After representing the major source for the world's rare earth supply, nobody wanted to deal with monazite any longer, wondering what to do with the residual thorium.

this is where and when China sneaks past the 'Western" standards to begin its rare earths market dominance. China stepped in and took advantage, deciding that it would dominate the rare earth industry, which was understood to be critically important. Western companies that had mined monazite until that point, decided to abandon the industry. Mines were shut down simply for having thorium discharges in the tailings under pressure from environmental agencies and groups.

The above is a perfect example of the do-gooders causing more trouble than they're worth.

Environmentalists in the west protest against polluting REE mining, which causes the mining companies to close doors and shift production to China, which causes unemployment and economic woes, and the resulting social troubles and expenses which in part hamper the efforts to actually clean up the western energy infrastructure.

This however allows environmentalists in the west to believe that renewable technologies that absolute depend on a massive supply of REEs are cleaner and safer than things like, say, nuclear energy, because the actual waste is now someone else's problem: out of sight, out of mind.

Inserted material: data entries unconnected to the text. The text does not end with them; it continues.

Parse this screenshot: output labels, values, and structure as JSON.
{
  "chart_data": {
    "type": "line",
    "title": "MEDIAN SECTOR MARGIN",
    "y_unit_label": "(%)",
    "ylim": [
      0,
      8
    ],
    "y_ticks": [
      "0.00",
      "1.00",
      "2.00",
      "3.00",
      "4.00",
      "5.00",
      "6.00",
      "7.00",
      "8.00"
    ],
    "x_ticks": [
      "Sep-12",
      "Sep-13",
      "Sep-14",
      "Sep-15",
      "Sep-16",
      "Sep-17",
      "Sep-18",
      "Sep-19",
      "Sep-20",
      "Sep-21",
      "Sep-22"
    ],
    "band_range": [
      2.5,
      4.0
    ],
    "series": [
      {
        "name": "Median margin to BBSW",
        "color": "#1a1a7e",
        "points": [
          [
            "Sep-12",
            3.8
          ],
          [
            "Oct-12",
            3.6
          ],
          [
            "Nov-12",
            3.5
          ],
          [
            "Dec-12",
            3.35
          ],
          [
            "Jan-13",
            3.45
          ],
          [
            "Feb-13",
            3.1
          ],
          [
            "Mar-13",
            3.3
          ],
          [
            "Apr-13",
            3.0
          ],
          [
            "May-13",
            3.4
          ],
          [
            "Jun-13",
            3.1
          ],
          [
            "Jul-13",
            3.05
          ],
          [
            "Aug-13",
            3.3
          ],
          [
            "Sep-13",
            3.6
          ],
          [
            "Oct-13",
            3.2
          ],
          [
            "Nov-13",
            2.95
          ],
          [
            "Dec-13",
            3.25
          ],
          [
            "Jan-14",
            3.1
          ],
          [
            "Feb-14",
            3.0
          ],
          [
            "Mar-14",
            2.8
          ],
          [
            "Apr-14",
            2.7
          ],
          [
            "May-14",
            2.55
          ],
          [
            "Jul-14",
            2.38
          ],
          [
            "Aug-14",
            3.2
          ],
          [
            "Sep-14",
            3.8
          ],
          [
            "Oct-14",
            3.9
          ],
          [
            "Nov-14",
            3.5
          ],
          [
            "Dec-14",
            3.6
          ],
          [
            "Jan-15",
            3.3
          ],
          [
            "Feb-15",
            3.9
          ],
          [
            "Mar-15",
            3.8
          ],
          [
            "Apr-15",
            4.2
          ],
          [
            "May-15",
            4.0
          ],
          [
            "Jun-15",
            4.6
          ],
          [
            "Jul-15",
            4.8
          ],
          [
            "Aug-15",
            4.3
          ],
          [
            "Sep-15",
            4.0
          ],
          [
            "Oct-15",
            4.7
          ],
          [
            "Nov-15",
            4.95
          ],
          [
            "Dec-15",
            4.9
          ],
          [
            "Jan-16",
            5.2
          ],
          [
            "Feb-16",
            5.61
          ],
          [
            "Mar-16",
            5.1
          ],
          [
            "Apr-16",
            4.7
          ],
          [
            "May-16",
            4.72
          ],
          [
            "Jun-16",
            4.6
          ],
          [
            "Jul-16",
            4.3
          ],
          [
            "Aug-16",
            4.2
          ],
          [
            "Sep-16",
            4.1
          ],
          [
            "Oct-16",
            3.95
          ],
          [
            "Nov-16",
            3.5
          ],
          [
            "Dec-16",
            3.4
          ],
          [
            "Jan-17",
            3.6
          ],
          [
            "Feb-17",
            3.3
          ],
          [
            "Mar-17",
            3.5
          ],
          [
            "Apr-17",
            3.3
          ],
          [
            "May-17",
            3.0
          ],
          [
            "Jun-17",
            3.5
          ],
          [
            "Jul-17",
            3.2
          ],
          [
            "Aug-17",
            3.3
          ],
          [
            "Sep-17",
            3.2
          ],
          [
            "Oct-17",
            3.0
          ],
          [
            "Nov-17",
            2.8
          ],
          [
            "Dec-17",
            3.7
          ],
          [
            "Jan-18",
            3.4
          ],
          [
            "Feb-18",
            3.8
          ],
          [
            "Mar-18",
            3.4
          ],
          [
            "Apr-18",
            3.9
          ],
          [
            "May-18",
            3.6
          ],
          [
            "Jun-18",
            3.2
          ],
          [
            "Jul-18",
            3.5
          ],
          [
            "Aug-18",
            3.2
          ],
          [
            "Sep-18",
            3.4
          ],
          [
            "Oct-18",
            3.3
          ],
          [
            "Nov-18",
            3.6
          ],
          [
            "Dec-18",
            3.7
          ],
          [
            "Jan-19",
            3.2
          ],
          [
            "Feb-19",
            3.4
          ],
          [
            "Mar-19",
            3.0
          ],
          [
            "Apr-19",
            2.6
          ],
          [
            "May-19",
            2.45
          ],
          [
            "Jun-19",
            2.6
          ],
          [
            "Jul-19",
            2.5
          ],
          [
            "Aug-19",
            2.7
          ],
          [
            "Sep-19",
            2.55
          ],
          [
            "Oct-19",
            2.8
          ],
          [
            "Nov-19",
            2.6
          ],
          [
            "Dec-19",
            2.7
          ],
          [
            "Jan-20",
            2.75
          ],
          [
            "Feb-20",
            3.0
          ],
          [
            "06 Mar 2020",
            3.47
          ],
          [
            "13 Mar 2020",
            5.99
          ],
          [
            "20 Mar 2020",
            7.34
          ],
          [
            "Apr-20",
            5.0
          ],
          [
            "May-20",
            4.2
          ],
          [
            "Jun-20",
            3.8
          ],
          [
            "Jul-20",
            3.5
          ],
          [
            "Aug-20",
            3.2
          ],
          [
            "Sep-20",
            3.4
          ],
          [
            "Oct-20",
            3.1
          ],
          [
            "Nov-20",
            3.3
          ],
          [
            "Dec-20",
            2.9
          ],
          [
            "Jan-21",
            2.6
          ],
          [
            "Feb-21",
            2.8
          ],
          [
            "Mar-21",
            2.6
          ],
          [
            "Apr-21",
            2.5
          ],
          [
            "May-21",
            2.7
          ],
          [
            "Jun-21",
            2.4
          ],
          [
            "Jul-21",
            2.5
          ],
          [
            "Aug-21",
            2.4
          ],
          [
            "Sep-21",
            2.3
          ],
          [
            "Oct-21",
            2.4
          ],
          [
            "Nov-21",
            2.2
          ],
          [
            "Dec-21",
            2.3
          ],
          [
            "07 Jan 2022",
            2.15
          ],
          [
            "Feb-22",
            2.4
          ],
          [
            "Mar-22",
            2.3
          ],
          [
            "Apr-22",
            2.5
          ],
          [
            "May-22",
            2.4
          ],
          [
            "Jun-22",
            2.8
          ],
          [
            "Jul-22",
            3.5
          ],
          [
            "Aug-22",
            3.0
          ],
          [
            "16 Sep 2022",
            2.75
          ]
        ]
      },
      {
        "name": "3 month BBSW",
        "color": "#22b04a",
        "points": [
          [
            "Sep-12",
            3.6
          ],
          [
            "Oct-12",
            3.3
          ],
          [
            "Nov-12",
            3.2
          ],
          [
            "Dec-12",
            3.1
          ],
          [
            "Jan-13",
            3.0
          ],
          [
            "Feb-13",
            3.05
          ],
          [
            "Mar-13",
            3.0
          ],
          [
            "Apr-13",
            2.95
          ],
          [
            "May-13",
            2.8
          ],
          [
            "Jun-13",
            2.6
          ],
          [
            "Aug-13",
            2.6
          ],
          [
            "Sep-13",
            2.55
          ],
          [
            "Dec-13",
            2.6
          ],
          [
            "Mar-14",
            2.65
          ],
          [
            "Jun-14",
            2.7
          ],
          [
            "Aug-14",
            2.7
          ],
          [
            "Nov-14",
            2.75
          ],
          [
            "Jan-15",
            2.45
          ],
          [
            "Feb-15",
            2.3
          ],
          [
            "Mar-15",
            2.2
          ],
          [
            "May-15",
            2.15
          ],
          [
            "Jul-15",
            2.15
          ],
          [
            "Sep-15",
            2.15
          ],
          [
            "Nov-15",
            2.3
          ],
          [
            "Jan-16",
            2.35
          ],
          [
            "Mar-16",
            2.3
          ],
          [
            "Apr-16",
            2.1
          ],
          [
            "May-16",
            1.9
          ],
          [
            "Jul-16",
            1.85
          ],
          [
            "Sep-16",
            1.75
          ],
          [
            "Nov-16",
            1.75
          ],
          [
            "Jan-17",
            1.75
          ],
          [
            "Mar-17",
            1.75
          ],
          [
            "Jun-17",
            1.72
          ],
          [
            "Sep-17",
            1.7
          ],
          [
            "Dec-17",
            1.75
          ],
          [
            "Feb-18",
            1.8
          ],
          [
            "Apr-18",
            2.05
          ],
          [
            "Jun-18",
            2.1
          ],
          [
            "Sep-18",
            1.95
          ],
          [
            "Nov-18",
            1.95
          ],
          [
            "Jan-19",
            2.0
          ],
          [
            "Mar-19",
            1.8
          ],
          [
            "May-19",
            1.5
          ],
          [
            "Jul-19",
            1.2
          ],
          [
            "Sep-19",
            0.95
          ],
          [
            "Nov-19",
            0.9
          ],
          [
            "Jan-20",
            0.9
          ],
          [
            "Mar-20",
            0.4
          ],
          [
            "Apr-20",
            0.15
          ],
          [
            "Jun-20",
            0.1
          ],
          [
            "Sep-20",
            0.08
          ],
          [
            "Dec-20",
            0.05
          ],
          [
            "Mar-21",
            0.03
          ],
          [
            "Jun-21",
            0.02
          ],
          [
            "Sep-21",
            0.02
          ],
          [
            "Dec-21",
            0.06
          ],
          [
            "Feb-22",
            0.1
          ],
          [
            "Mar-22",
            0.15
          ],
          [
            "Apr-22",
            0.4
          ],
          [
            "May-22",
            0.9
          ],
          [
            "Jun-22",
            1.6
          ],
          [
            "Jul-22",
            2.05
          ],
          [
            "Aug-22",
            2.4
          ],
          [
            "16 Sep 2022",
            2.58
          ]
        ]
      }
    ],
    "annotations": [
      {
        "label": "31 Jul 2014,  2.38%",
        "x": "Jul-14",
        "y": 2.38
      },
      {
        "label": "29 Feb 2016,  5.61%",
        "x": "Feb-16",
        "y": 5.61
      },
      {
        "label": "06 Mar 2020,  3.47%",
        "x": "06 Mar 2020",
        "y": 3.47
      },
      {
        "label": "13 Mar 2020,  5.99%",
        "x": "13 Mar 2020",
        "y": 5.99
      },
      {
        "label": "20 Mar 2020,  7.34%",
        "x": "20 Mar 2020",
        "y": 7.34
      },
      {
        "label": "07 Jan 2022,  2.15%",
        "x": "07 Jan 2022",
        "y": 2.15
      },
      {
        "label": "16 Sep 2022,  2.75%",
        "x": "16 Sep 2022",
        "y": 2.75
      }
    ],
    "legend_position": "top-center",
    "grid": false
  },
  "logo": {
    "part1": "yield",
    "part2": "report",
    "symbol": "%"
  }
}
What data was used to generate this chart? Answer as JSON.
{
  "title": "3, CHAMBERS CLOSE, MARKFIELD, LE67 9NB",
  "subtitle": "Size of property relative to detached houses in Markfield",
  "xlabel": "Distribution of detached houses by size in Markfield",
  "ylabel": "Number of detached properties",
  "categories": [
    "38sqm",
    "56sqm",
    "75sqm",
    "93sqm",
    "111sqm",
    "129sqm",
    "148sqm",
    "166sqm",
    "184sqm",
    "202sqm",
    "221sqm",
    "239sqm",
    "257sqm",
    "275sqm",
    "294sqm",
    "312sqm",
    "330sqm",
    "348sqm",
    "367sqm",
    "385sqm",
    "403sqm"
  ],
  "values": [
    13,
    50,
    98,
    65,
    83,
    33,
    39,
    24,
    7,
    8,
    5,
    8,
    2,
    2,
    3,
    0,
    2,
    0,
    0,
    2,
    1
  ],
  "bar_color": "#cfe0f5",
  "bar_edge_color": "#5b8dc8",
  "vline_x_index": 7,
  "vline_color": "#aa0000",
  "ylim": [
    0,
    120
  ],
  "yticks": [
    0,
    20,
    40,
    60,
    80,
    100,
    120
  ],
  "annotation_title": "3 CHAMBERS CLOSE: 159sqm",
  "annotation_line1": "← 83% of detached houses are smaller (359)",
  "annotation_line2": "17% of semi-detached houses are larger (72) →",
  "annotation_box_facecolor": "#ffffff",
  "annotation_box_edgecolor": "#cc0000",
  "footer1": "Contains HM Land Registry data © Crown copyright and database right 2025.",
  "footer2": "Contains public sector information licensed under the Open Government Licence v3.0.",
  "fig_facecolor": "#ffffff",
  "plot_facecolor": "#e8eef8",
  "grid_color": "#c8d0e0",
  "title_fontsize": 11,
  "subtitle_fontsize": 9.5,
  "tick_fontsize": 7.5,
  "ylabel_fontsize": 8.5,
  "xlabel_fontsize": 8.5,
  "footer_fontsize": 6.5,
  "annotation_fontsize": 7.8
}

The average environmentally concerned person from a middle class family doesn't feel the social issues personally, or can't make the cognitive leap from banning industry to losing jobs, so that's not a "real issue" to them either.

The same issue is present with the EU 10% biofuel mandate.

When you tell the industry to do something they don't want to do, because it isn't economically sensible, they'll find the cheapest way to do it to minimise the loss - not out of malice but because it's possible. Individual people might be self-sacrificing saints - whole populations follow the path of least resistance.

So when you artifically create a demand for a thing like biodiesel, it's going to get produced the easiest cheapest way possible, and that's going to be done regardless of the environment. If it takes any extra effort to do it in a "sustainable" fashion, it's going to get done unsustainably, and you're going to end up playing world police in preventing that.